That’s what LeBron James wanted to know when he asked the billionaire investor for investment advice during a segment on CNBC earlier this year. “Everybody’s got an idea for him, and usually the simplest is the best” said Buffett.
Often athletes are approached with investment ideas tied to restaurants or real estate, but Warren Buffett did not recommend stock picking, real estate or anything complicated to the multimillionaire basketball star. Buffet recommended that LeBron buy a low-cost index fund. “Just making monthly investments in a low-cost index fund makes a lot of sense,” Buffet said.
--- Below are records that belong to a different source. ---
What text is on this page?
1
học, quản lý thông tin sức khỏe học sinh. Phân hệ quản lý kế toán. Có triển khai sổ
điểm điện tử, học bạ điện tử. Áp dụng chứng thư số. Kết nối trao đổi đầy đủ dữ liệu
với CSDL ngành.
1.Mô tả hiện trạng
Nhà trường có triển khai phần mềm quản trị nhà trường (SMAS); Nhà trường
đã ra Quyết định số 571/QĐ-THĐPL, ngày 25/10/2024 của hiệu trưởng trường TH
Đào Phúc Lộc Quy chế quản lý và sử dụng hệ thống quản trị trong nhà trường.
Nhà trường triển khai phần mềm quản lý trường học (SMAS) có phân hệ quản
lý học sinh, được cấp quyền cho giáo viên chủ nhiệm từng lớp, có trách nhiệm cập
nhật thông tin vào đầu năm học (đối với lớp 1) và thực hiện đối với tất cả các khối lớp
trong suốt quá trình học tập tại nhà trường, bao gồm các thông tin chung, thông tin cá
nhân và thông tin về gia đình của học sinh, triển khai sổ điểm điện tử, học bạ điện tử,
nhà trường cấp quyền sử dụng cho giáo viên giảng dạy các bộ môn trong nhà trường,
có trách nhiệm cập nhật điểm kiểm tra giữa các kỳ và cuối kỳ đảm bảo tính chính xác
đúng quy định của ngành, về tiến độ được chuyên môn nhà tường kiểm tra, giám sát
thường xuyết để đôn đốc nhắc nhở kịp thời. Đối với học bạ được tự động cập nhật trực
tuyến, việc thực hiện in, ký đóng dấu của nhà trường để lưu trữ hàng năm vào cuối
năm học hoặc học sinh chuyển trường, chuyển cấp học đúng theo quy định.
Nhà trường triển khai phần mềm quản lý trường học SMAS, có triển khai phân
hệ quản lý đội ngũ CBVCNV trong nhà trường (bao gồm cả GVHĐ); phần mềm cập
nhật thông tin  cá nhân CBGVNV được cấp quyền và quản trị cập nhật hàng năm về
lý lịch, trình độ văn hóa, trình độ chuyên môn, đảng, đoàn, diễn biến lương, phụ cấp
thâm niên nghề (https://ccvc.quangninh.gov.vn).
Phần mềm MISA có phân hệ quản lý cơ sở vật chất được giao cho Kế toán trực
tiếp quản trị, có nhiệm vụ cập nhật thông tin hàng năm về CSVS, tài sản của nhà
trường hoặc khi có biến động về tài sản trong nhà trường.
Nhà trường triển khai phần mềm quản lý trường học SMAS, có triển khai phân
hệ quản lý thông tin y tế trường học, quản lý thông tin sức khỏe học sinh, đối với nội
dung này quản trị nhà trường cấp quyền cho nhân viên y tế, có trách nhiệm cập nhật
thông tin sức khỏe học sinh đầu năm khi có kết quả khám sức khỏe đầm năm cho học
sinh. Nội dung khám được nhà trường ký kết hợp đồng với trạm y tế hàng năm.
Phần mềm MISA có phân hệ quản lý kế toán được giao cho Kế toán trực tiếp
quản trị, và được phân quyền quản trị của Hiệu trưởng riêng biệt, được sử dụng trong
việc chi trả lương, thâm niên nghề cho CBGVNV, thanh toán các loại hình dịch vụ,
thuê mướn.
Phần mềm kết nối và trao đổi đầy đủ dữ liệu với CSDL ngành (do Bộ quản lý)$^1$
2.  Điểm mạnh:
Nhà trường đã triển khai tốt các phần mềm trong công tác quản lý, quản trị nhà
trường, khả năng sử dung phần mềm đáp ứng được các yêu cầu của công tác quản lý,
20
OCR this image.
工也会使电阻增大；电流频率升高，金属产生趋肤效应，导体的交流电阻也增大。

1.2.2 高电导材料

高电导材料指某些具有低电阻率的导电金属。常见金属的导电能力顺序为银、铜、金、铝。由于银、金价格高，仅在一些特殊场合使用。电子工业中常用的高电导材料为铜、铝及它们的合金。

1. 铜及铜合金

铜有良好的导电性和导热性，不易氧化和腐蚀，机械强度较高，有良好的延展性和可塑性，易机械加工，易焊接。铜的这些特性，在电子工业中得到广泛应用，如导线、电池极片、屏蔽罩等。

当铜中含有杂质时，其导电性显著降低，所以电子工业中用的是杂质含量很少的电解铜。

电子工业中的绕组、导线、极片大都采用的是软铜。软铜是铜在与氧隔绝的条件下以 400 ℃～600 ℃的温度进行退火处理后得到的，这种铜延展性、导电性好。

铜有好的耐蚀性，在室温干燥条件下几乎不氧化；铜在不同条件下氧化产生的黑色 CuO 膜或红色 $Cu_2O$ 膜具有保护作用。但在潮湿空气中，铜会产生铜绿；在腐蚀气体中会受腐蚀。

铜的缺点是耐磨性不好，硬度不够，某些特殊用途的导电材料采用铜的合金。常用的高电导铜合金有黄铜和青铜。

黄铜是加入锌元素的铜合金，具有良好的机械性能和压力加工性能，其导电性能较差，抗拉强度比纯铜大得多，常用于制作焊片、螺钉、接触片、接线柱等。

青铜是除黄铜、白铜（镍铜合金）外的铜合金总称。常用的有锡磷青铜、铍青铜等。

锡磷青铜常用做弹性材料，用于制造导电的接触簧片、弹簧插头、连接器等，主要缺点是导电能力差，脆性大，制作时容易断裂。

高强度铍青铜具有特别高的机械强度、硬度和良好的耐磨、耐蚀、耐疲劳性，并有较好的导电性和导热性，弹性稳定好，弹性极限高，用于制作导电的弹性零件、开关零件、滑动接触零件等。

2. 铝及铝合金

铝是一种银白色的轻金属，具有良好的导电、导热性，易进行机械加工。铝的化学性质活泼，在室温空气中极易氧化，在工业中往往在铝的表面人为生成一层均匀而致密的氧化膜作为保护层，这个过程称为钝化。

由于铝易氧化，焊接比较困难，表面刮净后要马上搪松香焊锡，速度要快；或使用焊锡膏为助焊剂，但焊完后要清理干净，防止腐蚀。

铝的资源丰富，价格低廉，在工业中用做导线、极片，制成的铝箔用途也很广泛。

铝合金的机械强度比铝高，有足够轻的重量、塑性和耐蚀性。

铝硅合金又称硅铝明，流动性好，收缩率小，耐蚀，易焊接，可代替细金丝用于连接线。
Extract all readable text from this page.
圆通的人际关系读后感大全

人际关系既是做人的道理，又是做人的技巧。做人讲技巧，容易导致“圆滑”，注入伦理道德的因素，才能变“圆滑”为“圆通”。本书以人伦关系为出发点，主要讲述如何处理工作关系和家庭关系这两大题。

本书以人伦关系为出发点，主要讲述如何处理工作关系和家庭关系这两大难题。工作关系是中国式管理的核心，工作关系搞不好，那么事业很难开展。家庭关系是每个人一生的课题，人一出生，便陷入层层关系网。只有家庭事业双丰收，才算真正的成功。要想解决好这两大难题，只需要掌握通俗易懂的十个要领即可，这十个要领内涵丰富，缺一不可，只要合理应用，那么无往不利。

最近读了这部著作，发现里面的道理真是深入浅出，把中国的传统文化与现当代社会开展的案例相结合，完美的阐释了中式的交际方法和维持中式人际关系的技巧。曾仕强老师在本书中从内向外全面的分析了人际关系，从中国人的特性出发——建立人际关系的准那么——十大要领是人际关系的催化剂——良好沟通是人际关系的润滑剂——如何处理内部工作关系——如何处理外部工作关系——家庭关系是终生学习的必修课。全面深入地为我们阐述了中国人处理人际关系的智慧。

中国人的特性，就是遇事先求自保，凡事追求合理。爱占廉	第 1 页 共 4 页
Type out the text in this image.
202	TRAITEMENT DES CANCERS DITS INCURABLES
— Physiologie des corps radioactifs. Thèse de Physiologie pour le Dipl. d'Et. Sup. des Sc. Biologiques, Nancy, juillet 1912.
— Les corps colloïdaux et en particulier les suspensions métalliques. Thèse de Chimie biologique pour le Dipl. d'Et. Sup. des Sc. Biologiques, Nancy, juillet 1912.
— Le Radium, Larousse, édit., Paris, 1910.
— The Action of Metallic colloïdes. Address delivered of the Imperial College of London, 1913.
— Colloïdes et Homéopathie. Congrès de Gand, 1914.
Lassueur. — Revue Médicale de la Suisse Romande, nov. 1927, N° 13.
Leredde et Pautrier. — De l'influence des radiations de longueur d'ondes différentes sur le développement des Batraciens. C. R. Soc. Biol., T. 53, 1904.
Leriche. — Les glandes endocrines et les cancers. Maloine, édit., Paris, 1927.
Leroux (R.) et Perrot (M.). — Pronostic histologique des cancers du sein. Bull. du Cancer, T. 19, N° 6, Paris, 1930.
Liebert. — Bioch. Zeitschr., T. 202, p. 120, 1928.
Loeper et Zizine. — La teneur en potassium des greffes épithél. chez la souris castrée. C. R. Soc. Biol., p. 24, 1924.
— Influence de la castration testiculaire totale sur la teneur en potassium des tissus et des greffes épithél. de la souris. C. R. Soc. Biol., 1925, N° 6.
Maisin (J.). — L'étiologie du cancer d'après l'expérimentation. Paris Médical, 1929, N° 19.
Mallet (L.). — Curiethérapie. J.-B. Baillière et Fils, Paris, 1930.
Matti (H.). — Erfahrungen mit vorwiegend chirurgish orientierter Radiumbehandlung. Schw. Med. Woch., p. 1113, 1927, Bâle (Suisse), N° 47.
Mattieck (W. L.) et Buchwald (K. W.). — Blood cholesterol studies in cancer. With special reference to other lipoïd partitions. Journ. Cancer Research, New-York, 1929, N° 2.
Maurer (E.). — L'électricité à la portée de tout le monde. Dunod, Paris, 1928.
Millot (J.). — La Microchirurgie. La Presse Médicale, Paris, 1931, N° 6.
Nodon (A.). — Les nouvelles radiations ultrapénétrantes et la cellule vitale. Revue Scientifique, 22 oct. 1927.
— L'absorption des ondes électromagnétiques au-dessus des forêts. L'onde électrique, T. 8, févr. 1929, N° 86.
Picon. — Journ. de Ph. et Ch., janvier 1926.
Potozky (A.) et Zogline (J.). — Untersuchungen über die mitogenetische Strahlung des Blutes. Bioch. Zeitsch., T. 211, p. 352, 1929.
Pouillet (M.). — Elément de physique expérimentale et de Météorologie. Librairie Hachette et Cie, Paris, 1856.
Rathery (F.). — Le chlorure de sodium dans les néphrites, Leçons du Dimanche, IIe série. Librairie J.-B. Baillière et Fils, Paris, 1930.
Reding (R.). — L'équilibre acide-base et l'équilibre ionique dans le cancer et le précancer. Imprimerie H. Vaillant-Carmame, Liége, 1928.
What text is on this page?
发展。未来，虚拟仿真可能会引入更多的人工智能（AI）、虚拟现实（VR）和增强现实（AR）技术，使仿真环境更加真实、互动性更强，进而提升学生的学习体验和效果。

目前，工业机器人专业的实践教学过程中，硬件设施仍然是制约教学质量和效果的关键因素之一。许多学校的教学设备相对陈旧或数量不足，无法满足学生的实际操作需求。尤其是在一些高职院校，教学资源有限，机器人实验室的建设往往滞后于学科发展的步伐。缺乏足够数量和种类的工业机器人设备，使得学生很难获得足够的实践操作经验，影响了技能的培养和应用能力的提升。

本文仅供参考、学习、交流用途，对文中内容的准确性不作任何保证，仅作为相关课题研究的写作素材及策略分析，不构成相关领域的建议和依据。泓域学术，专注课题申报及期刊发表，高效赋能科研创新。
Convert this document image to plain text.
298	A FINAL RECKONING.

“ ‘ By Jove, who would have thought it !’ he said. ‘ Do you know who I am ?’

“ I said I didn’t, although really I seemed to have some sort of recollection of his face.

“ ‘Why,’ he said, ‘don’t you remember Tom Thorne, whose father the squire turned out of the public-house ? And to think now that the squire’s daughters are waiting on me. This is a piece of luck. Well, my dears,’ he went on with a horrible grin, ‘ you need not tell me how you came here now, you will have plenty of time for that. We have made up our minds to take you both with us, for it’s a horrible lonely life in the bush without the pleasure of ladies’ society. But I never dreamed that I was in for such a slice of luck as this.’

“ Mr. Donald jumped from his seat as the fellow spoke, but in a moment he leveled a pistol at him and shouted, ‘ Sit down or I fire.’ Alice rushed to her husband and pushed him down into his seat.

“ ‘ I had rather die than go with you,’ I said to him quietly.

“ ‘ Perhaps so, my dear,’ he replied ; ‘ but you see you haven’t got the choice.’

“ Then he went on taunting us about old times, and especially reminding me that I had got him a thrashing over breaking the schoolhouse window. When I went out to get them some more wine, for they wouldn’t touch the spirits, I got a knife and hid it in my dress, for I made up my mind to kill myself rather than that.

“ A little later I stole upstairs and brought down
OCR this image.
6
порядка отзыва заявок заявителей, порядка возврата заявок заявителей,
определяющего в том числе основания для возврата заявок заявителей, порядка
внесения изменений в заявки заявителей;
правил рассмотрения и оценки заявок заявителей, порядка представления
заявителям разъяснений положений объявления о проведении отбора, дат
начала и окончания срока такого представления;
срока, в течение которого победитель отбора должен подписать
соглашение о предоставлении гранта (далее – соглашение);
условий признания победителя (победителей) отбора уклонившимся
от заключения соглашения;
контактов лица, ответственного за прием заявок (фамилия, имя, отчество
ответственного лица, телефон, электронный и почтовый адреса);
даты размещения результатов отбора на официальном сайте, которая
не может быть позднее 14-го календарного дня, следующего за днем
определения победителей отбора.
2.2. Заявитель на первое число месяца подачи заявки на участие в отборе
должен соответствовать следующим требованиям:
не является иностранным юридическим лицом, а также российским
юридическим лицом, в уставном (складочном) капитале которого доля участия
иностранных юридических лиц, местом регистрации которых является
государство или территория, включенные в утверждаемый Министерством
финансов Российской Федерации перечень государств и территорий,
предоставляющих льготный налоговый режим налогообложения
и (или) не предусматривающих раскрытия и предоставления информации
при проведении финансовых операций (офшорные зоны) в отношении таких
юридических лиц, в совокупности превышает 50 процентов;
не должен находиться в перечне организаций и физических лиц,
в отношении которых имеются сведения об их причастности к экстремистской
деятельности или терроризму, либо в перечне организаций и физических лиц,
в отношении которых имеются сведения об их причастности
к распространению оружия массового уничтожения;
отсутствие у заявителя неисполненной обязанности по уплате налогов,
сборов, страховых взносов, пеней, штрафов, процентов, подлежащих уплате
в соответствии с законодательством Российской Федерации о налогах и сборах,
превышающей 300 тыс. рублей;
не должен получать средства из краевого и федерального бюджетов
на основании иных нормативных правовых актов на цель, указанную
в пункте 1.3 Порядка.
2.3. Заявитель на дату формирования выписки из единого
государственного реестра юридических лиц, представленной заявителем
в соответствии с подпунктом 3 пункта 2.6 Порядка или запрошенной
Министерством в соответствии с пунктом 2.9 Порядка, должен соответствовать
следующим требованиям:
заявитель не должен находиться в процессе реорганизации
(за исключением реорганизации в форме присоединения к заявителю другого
Investing in low-cost index funds makes so much sense that in last year’s annual letter to Berkshire Hathaway shareholder’s Buffett said:
“My advice to the trustee [of my wife’s assets] could not be more simple: Put 10% of the cash in short-term government bonds and 90% in a very low-cost S&P 500 index fund. (I suggest Vanguard’s.) I believe the trust’s long-term results from this policy will be superior to those attained by most investors, whether pension funds, institutions or individuals, who employ high-fee managers.”
We couldn’t agree more. The benefits of employing a high-fee money manager unfortunately do not accrue to the investor. For the great majority of investors, holding a diversified portfolio of low-cost index funds makes the most sense.